With Project Starline, we have brought together a set of advanced technologies, with the goal of creating the best communications experience possible. We have spent thousands of hours testing it in our own offices, and the results are promising. There’s also excitement from our lead enterprise partners. We plan to expand access to partners in healthcare and media. In pushing the boundaries of remote collaboration, we have made technical advances that will improve our entire suite of communications products. We look forward to sharing more ways for you to get involved in the months ahead.

Sustainability Efforts

Sustainability has been a core value for more than 20 years. We were the first major company to become carbon-neutral in 2007. We were also the first to match our operations with 100 percent renewable energy. That was in 2017, and we’ve been doing it ever since. And last year, we eliminated our entire carbon legacy.

Our next ambition is our biggest yet. By 2030, we aim to operate on carbon-free energy 24/7. This means running every data center and office on clean electricity every hour of every day. Operating 24/7 on carbon-free energy is a step change from current approaches. It means setting a higher bar to never emit carbon from our operations in the first place. It’s a moon shot like LaMDA or quantum computing, and it presents an equally hard set of problems to solve.

First, we have to source carbon-free energy in every place we operate -- a harder task in some places than in others. Today, five of our data centers are already operating at or near 90 percent carbon-free energy. In Denmark, we built five new solar farms to support our newest data center, complementing existing wind energy on the Danish grid. And it’s operated carbon-free 90 percent of the time since day one.

Another challenge of 24/4 carbon-free energy is just that-- it has to run every hour of every day. So last year, we rolled out the world’s first carbon-intelligent computing platform. It automatically shifts the timing of many compute tasks to when clean power sources are most plentiful. And today I’m excited to announce we are the first company to implement carbon-intelligent load-shifting across both time and place within our data center network. By this time next year, we’ll be shifting more than a third of non-production compute to times and places with greater availability of carbon-free energy.

network servers racks with light,3D physically rending high quality.

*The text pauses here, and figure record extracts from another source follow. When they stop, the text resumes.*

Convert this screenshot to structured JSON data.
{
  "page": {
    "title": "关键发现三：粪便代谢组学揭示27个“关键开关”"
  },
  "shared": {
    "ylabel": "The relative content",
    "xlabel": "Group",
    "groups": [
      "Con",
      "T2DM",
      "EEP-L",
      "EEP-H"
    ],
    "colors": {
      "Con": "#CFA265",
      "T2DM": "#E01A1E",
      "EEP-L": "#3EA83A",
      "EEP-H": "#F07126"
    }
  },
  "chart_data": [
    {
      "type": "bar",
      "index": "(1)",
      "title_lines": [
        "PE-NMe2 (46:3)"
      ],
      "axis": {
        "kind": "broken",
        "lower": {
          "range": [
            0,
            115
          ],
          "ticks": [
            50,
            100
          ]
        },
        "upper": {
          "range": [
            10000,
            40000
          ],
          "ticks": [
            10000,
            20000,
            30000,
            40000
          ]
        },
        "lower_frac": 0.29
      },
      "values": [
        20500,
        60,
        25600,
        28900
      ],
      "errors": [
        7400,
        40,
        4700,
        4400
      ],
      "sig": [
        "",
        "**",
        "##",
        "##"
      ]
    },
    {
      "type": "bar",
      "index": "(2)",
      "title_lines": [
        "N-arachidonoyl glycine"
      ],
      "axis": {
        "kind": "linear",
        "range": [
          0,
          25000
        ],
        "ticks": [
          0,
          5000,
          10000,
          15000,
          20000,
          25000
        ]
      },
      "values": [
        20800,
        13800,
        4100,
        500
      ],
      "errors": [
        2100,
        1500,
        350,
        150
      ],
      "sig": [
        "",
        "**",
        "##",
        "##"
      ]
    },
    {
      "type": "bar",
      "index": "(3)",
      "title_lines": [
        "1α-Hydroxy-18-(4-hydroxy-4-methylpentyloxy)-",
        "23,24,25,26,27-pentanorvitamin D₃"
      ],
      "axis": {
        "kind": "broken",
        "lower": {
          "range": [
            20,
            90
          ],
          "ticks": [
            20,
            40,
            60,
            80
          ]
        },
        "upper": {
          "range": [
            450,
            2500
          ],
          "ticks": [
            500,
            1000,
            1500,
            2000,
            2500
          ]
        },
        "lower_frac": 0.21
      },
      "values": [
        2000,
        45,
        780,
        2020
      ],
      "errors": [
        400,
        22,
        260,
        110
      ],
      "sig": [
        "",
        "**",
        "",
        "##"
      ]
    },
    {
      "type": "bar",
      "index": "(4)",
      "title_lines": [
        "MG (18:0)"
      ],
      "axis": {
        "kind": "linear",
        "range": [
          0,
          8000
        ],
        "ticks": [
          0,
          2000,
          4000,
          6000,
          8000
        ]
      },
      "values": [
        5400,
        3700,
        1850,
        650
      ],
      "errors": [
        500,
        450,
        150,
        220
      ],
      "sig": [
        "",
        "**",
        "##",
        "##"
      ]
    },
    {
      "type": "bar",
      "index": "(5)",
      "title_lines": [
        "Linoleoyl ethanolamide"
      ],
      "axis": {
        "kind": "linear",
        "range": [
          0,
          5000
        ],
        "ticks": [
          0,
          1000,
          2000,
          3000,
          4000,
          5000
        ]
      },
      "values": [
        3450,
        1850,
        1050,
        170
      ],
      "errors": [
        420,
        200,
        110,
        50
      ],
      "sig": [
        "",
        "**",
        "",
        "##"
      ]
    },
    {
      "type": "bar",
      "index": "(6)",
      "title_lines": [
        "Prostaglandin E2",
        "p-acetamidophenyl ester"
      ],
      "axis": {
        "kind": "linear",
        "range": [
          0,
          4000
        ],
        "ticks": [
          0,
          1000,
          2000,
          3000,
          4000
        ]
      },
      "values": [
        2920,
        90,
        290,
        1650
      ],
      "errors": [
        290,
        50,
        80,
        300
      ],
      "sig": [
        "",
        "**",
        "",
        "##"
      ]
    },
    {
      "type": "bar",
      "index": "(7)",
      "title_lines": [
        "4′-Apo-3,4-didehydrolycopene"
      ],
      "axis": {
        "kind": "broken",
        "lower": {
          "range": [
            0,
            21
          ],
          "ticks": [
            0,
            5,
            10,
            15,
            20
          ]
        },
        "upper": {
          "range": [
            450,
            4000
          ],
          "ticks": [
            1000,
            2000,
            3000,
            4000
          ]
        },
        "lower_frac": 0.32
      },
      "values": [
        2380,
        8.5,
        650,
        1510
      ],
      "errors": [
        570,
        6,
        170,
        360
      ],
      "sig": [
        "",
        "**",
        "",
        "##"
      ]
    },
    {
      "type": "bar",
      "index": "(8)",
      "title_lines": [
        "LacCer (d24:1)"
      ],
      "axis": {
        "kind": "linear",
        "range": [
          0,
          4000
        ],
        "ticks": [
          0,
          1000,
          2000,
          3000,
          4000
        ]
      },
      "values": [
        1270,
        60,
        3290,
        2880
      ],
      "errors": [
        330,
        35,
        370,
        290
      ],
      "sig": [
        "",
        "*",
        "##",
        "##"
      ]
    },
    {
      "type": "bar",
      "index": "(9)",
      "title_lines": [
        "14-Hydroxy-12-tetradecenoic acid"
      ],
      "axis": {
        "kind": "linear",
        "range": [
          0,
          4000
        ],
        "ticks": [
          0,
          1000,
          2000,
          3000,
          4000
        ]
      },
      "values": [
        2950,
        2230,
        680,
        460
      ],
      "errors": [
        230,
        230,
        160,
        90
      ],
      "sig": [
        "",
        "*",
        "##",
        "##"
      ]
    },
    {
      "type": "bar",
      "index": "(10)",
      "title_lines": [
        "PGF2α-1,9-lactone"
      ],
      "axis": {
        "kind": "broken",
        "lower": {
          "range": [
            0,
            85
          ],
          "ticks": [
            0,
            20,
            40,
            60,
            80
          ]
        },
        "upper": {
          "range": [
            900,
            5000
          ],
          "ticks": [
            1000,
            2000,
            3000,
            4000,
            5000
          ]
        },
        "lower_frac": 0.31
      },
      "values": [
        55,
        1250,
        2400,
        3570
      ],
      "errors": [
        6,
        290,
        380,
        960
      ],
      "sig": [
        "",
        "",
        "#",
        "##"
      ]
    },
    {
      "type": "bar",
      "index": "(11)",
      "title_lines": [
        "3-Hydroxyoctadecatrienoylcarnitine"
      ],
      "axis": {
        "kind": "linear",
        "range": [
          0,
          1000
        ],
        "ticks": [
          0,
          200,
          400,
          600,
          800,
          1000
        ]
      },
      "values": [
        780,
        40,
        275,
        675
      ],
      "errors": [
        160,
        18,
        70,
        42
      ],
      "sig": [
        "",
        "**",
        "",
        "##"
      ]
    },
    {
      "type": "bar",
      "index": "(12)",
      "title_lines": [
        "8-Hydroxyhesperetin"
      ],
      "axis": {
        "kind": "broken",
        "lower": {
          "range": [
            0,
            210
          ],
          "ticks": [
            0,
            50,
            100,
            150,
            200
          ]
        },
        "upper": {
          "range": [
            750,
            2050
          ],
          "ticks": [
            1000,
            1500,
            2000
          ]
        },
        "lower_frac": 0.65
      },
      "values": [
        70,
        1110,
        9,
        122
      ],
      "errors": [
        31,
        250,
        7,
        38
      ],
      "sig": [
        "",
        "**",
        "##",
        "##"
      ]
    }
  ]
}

network servers racks with light,3D physically rending high quality.

Google And Geothermal Energy Projects

To reach 24/7 (carbon-free energy), we also need to go beyond wind and solar, and tap into sources of on-demand clean energy like geothermal. Geothermal uses the consistent heat from the earth to generate electricity, but it’s not widely used today, and we want to change that.

I’m excited to announce that we are partnering to develop a next-generation geothermal power project. This will connect to the grid, serving our Nevada data centers, starting next year. We believe our cloud AI, combined with the partners’ expertise in fiber optic sensing and novel techniques can unlock flexible geothermal power in a broad range of new places.

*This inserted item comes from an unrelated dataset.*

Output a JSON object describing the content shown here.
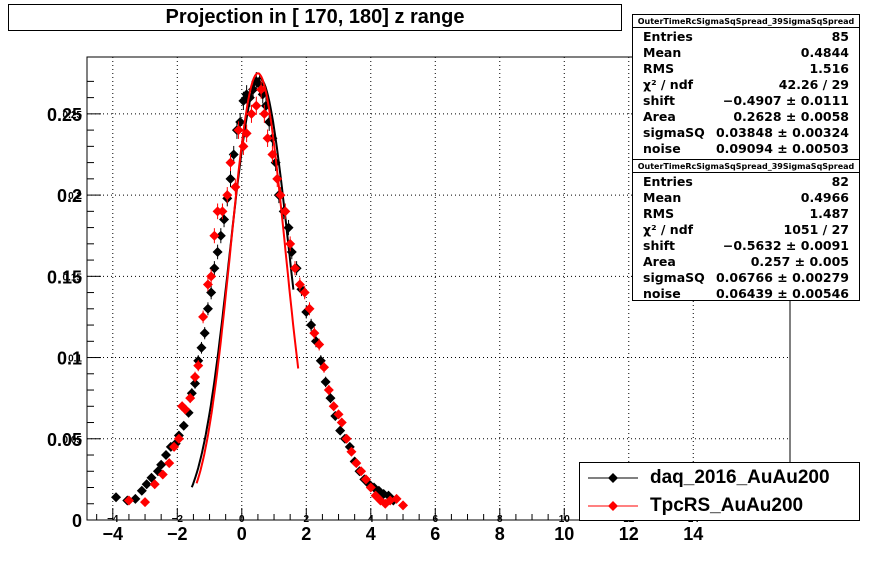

Investments like these are needed to get to 24/7 carbon-free energy, and it’s happening right here in Mountain View, too. We are building our new campus to the highest sustainability standards. When completed, these buildings will feature first-of-its-kind, dragonscale solar skin equipped with 90,000 silver solar panels and the capacity to generate nearly seven megawatts. They will house the largest geothermal pile system in North America, helping to heat the buildings in the winter and cool them in the summer. Sustainability is one of the defining challenges of our time, and advances in computer science and AI have a huge role to play in meeting it.